Goldman Sachs analysts estimate that a recent surge in oil prices associated with the Iran conflict could cut global economic output by about 0.3% over the coming year while exerting upward pressure on consumer prices.
According to the bank's updated outlook, higher energy costs would raise global headline inflation by approximately 0.5 to 0.6 percentage points. Core inflation, which strips out volatile energy prices, is expected to receive a smaller boost of roughly 0.1 to 0.2 percentage points. Those estimates reflect revisions to Goldman Sachs' oil and gas forecasts after supply disruptions tied to the conflict and interruptions to shipping through the Strait of Hormuz.
Goldman characterizes the current economic shock as largely concentrated in energy markets rather than spread across many supply chains. That distinction reduces the prospect of broad-based shortages like those that accompanied the pandemic-era inflation spike of 2021-2022, the bank said. In the present episode, the inflationary effects are projected to be mostly confined to energy-related sectors.

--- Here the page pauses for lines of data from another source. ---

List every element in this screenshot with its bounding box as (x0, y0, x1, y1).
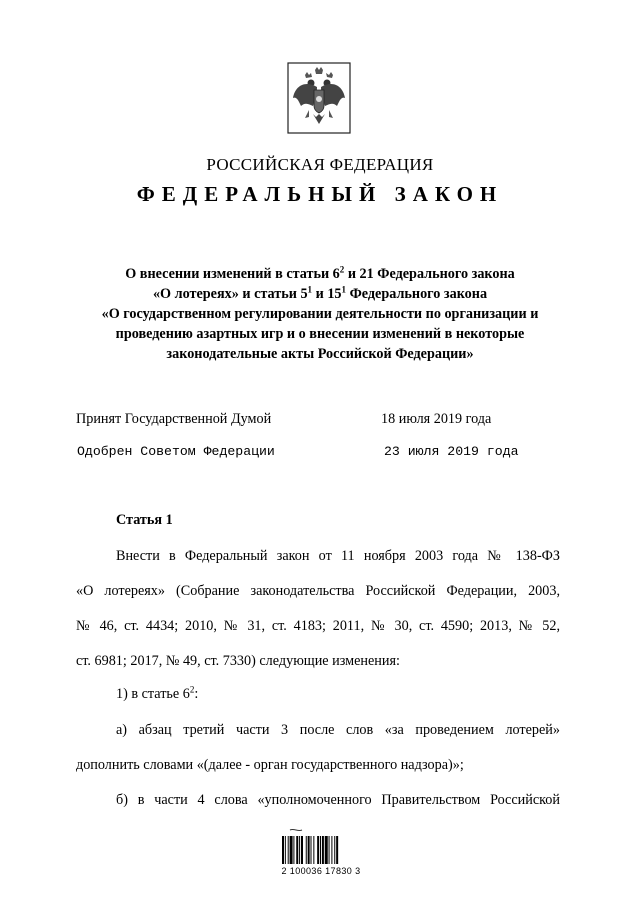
title-line-1: О внесении изменений в статьи $6^2$ и 21 Федерального закона (125, 264, 515, 282)
council-approval-label: Одобрен Советом Федерации (77, 444, 275, 459)
list-item-1: 1) в статье $6^2$: (116, 684, 199, 702)
barcode-number: 2 100036 17830 3 (281, 866, 361, 876)
council-approval-date: 23 июля 2019 года (384, 444, 519, 459)
country-name: РОССИЙСКАЯ ФЕДЕРАЦИЯ (206, 155, 434, 174)
title-line-4: проведению азартных игр и о внесении изменений в некоторые (115, 326, 525, 342)
paragraph-1-line-4: ст. 6981; 2017, № 49, ст. 7330) следующие изменения: (76, 653, 400, 669)
subitem-a-line-1: а) абзац третий части 3 после слов «за проведением лотерей» (116, 722, 560, 738)
paragraph-1-line-3: № 46, ст. 4434; 2010, № 31, ст. 4183; 2011, № 30, ст. 4590; 2013, № 52, (76, 618, 560, 634)
subitem-b-line-1: б) в части 4 слова «уполномоченного Правительством Российской (116, 792, 560, 808)
paragraph-1-line-1: Внести в Федеральный закон от 11 ноября 2003 года № 138-ФЗ (116, 548, 560, 564)
duma-adoption-label: Принят Государственной Думой (76, 411, 272, 427)
document-type: ФЕДЕРАЛЬНЫЙ ЗАКОН (136, 182, 504, 206)
title-line-3: «О государственном регулировании деятельности по организации и (101, 306, 539, 322)
duma-adoption-date: 18 июля 2019 года (381, 411, 492, 427)
subitem-a-line-2: дополнить словами «(далее - орган государственного надзора)»; (76, 757, 464, 773)
coat-of-arms-emblem (287, 62, 351, 134)
paragraph-1-line-2: «О лотереях» (Собрание законодательства Российской Федерации, 2003, (76, 583, 560, 599)
title-line-2: «О лотереях» и статьи $5^1$ и $15^1$ Федерального закона (152, 284, 488, 302)
article-heading: Статья 1 (116, 512, 173, 528)
title-line-5: законодательные акты Российской Федерации» (166, 346, 474, 362)
law-title (60, 264, 580, 364)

Energy prices have risen sharply as tanker movements through the Strait of Hormuz - a major artery for global crude shipments - have been disrupted during the conflict. The resulting jump in oil and gas prices is expected to weigh on economic activity worldwide while increasing consumer price pressures.

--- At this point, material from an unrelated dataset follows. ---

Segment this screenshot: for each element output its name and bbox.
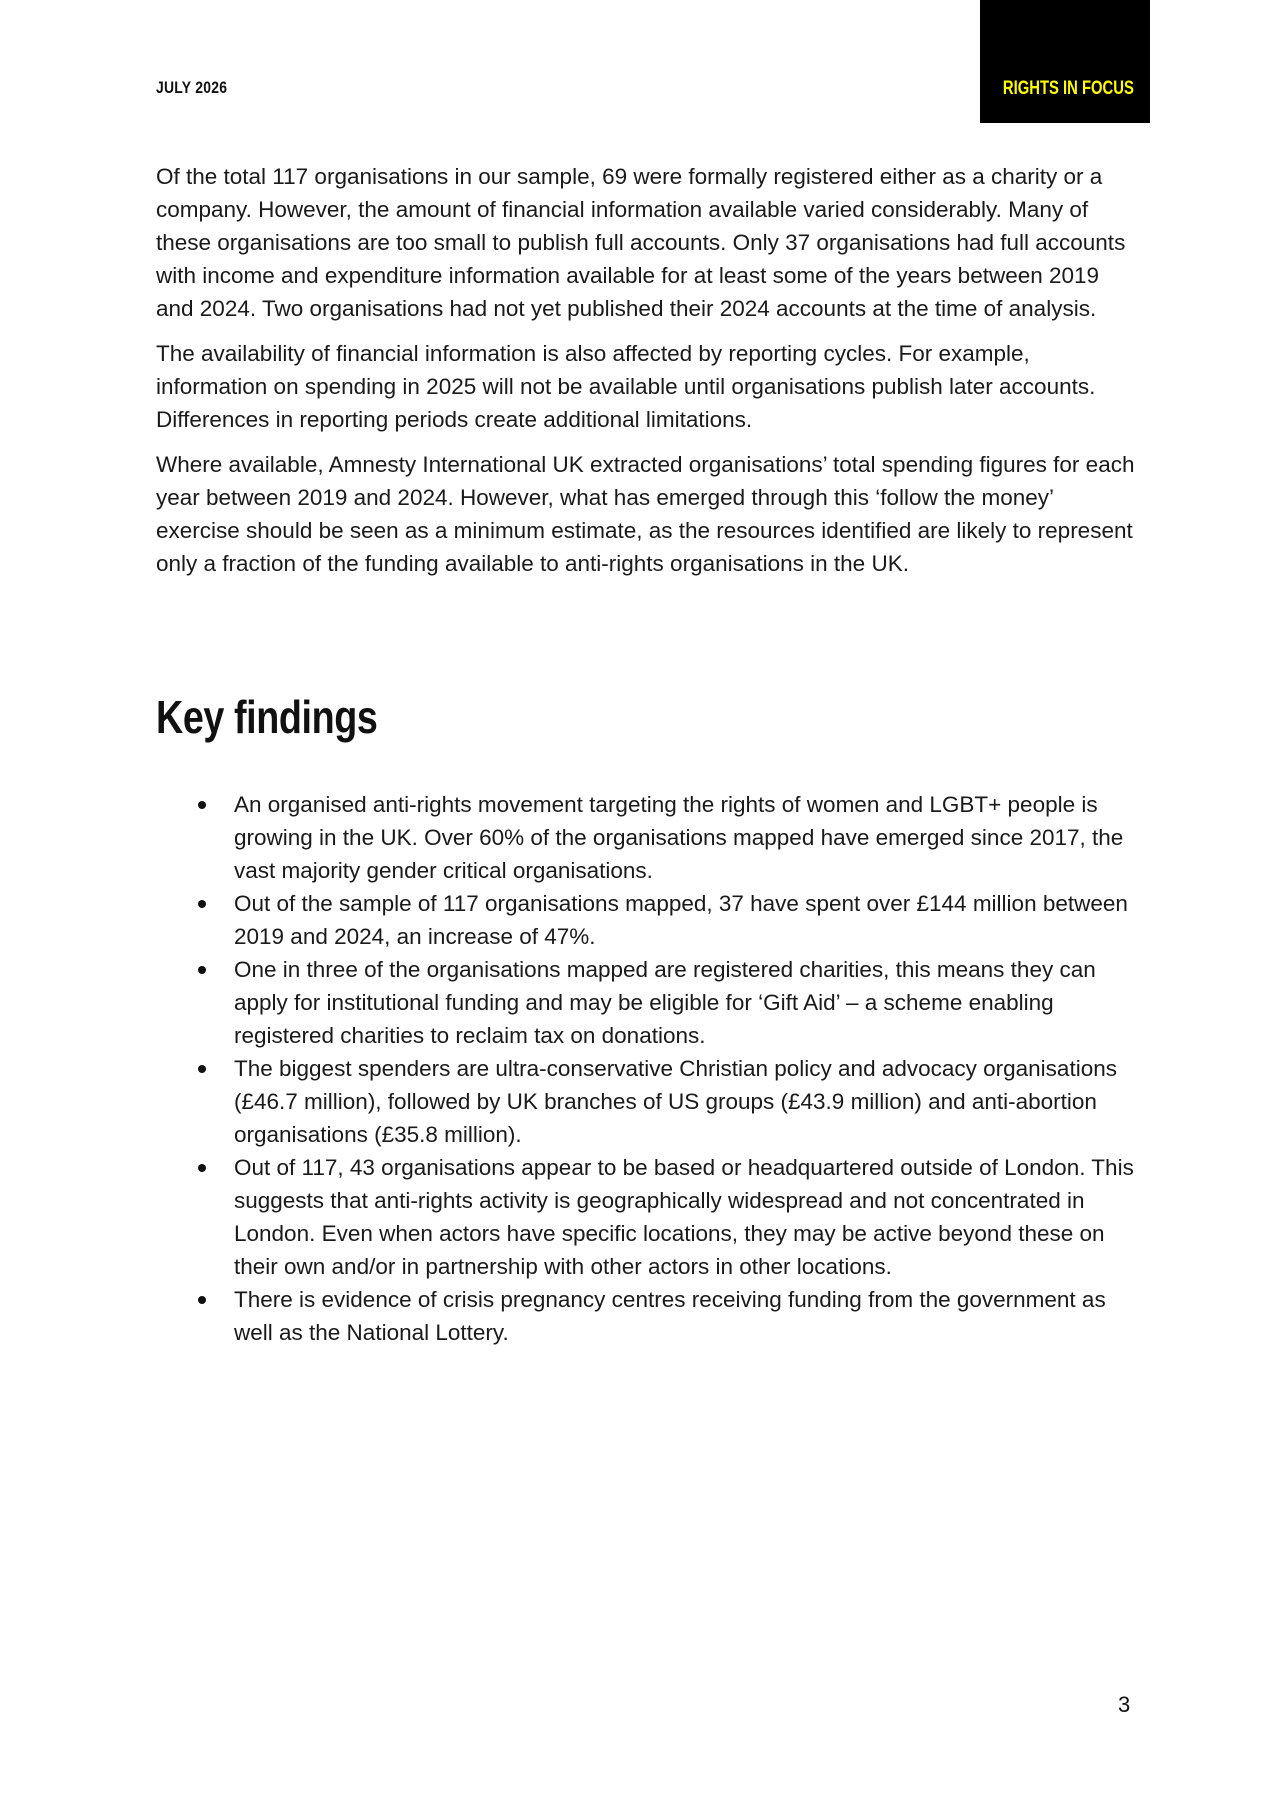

Goldman also points to limited trade exposure for most large economies to non-energy goods originating in the Middle East. Non-energy exports from Gulf countries represent about 1% of global trade, the bank notes, implying that broader supply chain disruptions beyond energy are likely to remain restrained.
Nonetheless, Goldman warns that the situation could deteriorate if the conflict intensifies or if the Strait of Hormuz stays closed for a prolonged period. Should supply interruptions become extended, oil prices could rise further, deepening the drag on global growth and keeping inflation higher for longer.
Summary
A Goldman Sachs analysis finds that an oil price spike tied to the Iran conflict and disruptions in the Strait of Hormuz could trim global GDP by around 0.3% and add roughly 0.5-0.6 percentage points to headline inflation, with a smaller 0.1-0.2 percentage point uplift to core inflation. The bank views the shock as concentrated in energy markets, though it warns of larger risks if disruptions persist or worsen.